Conditional Margin and Detection Conditions: These are proven to hold under tensor settings, which are critical for connecting excess Type II error control with finite-sample guarantees.
Oracle Inequalities: Together, they ensure the proposed Tensor-NP classifiers maintain type I error below a specified level and diminish excess type II error as sample sizes grow.
Figure 2: Average Type I Error, Average Type II Error and Accuracy in Example \ref{exp:vary distribution.

Results

Extensive empirical analyses validate the efficacy of Tensor-NP classifiers across synthetic datasets representing tensor data and real-world biochemical datasets like MUTAG, COX2, and BZR:

Under varying sample sizes and tensor shapes, Tensor-NP classifiers consistently control type I error within target levels, demonstrating adaptability to structural data complexity.
When compared to traditional neural network models that violate type I error constraints, Tensor-NP frameworks exhibit balanced performance managing asymmetric risks with robust accuracy.

Practical Implications

The Tensor-NP approach greatly impacts asymmetric-risk decision-making scenarios in biochemical applications, promoting reliable classifications in drug discovery pipelines, toxicity screening, and enzyme activity prediction.
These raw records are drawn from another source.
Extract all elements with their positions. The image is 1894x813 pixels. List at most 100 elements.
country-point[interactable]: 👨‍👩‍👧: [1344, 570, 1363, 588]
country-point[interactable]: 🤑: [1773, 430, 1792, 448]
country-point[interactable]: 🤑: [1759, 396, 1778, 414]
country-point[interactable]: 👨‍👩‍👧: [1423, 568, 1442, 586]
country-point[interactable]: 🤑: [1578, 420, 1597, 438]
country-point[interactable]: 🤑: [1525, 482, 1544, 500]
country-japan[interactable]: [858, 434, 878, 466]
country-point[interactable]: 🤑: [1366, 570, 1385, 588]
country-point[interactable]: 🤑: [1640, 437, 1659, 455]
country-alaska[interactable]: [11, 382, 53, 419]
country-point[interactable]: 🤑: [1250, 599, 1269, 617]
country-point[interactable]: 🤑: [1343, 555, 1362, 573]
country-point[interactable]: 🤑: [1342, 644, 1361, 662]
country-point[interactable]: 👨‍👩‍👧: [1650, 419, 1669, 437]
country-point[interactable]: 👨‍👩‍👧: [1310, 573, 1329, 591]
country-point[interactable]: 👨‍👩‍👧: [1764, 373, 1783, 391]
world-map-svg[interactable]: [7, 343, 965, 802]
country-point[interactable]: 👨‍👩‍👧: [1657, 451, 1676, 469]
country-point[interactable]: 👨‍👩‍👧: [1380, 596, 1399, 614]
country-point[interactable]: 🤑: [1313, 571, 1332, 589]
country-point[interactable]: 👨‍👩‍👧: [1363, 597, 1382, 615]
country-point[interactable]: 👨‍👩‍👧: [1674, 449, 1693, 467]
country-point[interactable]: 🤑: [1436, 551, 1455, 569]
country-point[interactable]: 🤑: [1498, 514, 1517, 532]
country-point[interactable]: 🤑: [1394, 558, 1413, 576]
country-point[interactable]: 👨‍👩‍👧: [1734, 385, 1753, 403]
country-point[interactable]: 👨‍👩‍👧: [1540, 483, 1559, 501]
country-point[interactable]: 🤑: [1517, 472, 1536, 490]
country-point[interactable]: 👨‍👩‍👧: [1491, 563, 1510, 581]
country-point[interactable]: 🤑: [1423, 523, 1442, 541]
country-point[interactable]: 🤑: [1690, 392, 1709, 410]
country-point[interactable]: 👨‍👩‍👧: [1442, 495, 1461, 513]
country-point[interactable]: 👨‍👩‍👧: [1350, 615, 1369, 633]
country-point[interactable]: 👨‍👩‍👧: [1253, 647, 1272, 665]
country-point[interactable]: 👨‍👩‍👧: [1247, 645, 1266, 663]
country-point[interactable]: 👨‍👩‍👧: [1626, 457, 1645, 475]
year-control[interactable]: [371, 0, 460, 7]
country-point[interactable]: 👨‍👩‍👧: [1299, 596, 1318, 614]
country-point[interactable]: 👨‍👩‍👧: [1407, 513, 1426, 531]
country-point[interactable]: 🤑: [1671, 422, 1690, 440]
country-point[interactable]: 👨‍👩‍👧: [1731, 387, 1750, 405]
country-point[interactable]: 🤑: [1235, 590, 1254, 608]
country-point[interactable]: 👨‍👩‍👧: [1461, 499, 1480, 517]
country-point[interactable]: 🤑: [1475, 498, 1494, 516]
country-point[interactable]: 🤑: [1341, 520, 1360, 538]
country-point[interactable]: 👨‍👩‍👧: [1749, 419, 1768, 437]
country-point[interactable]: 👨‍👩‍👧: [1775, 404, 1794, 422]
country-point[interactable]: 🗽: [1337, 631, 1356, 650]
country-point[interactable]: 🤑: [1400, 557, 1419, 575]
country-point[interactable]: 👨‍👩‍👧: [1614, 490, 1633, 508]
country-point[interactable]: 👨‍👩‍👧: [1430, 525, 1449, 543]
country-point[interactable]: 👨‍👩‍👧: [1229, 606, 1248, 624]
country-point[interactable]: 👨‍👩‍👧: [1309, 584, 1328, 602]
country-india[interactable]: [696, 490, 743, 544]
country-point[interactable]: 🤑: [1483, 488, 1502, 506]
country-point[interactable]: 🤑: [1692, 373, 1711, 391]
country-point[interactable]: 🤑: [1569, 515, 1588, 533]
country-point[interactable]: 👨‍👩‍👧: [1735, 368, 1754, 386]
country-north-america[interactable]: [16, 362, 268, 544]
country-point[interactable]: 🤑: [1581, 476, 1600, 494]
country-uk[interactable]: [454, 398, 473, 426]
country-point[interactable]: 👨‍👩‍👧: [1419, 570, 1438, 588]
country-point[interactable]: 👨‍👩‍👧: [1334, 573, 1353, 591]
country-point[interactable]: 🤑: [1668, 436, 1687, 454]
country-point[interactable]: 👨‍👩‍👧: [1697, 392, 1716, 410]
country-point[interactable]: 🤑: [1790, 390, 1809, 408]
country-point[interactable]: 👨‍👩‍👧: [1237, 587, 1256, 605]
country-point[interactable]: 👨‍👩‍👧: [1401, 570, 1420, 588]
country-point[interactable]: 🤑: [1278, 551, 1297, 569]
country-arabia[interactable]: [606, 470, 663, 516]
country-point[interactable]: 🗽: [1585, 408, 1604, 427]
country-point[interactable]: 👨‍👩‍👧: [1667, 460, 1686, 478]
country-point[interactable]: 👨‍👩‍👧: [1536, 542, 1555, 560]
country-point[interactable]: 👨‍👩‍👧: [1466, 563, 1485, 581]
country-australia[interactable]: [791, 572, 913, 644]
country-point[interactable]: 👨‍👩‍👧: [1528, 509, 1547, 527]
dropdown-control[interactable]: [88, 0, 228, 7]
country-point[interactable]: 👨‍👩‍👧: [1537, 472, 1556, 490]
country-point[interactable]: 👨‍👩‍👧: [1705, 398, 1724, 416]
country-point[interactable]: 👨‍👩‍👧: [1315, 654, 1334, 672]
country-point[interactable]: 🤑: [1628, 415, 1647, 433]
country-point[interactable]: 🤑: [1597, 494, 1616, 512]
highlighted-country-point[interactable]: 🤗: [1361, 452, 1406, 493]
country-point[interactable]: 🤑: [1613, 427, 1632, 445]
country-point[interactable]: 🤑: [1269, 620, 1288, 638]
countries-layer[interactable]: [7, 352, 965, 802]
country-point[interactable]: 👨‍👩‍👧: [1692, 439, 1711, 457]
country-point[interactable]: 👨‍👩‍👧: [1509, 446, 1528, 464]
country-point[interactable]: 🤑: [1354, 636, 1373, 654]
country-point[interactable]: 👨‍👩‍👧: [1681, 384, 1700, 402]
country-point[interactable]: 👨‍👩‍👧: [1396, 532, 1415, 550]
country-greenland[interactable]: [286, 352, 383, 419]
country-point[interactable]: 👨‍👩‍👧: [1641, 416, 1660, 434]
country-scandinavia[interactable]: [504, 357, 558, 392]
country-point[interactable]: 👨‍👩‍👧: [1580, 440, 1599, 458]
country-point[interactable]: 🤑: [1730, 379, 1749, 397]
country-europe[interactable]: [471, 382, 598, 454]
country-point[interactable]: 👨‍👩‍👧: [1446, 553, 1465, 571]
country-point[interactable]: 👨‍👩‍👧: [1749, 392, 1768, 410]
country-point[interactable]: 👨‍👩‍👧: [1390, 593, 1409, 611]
By uniting tensor structures and NP theoretical guarantees, the framework notably improves reliability and interpretability in high-dimensional data settings that characterize molecular bioscience applications.

Conclusion

Tensor Neyman-Pearson classification represents a significant advance in both deep learning and statistical methodology by delivering reliable type I error control, proving crucial for informed and balanced decisions in asymmetric-risk scenarios. Future work lies in extending tensor NP classification to other structured prediction models ensuring robust asymmetric error control in various scientific domains.